The court explained that a stockholder seeking books and records pursuant to Section 220 of the DGCL must state a purpose reasonably related to his or her interest as a stockholder and then show by a preponderance of the evidence a credible basis from which the court could infer mismanagement sufficient to warrant further investigation. The court found proper the plaintiff’s purpose to investigate ongoing mismanagement regarding compliance with labor law. Nonetheless, the court found the plaintiff could not meet the low standard of showing a credible basis to believe there were legitimate issues of wrongdoing.
The prior litigation did not suffice because all prior lawsuits had been settled without any admission of wrongdoing by the company. No similar lawsuits had been filed since 2009. The court noted that the plaintiff did not even mention the prior lawsuits in its demand, nor did it argue there was any basis to believe that the number of lawsuits against the defendant was unusual vis-à-vis the industry or comparably sized companies. Therefore, the prior lawsuits showed no credible basis from which to infer ongoing wrongdoing.

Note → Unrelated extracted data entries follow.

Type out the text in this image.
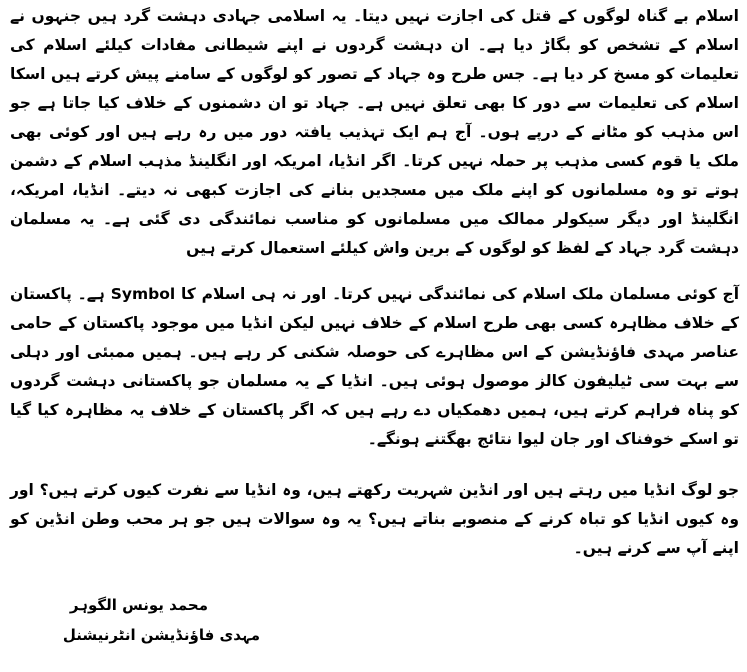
اسلام بے گناہ لوگوں کے قتل کی اجازت نہیں دیتا۔ یہ اسلامی جہادی دہشت گرد ہیں جنہوں نے اسلام کے تشخص کو بگاڑ دیا ہے۔ ان دہشت گردوں نے اپنے شیطانی مفادات کیلئے اسلام کی تعلیمات کو مسخ کر دیا ہے۔ جس طرح وہ جہاد کے تصور کو لوگوں کے سامنے پیش کرتے ہیں اسکا اسلام کی تعلیمات سے دور کا بھی تعلق نہیں ہے۔ جہاد تو ان دشمنوں کے خلاف کیا جاتا ہے جو اس مذہب کو مٹانے کے درپے ہوں۔ آج ہم ایک تہذیب یافتہ دور میں رہ رہے ہیں اور کوئی بھی ملک یا قوم کسی مذہب پر حملہ نہیں کرتا۔ اگر انڈیا، امریکہ اور انگلینڈ مذہب اسلام کے دشمن ہوتے تو وہ مسلمانوں کو اپنے ملک میں مسجدیں بنانے کی اجازت کبھی نہ دیتے۔ انڈیا، امریکہ، انگلینڈ اور دیگر سیکولر ممالک میں مسلمانوں کو مناسب نمائندگی دی گئی ہے۔ یہ مسلمان دہشت گرد جہاد کے لفظ کو لوگوں کے برین واش کیلئے استعمال کرتے ہیں

آج کوئی مسلمان ملک اسلام کی نمائندگی نہیں کرتا۔ اور نہ ہی اسلام کا Symbol ہے۔ پاکستان کے خلاف مظاہرہ کسی بھی طرح اسلام کے خلاف نہیں لیکن انڈیا میں موجود پاکستان کے حامی عناصر مہدی فاؤنڈیشن کے اس مظاہرے کی حوصلہ شکنی کر رہے ہیں۔ ہمیں ممبئی اور دہلی سے بہت سی ٹیلیفون کالز موصول ہوئی ہیں۔ انڈیا کے یہ مسلمان جو پاکستانی دہشت گردوں کو پناہ فراہم کرتے ہیں، ہمیں دھمکیاں دے رہے ہیں کہ اگر پاکستان کے خلاف یہ مظاہرہ کیا گیا تو اسکے خوفناک اور جان لیوا نتائج بھگتنے ہونگے۔

جو لوگ انڈیا میں رہتے ہیں اور انڈین شہریت رکھتے ہیں، وہ انڈیا سے نفرت کیوں کرتے ہیں؟ اور وہ کیوں انڈیا کو تباہ کرنے کے منصوبے بناتے ہیں؟ یہ وہ سوالات ہیں جو ہر محب وطن انڈین کو اپنے آپ سے کرنے ہیں۔

محمد یونس الگوہر
مہدی فاؤنڈیشن انٹرنیشنل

The court reached the same conclusion for the newspaper articles that described actions by regulators, not wrongdoing by the defendant. Thus, a mere report that a company is under investigation will not suffice to demonstrate wrongdoing. And where both the prior lawsuits and the newspaper articles are of negligible probative value, combining the two will not suffice to demonstrate anything more than speculation as opposed to a credible basis that ongoing wrongdoing is occurring. The bottom line is that a Delaware corporation will not be forced to provide books and records based on the existence of settled lawsuits where there was no admission of wrongdoing and newspaper reports of a subsequent industrywide investigation by federal and state agencies that contain no mention of wrongdoing by the company.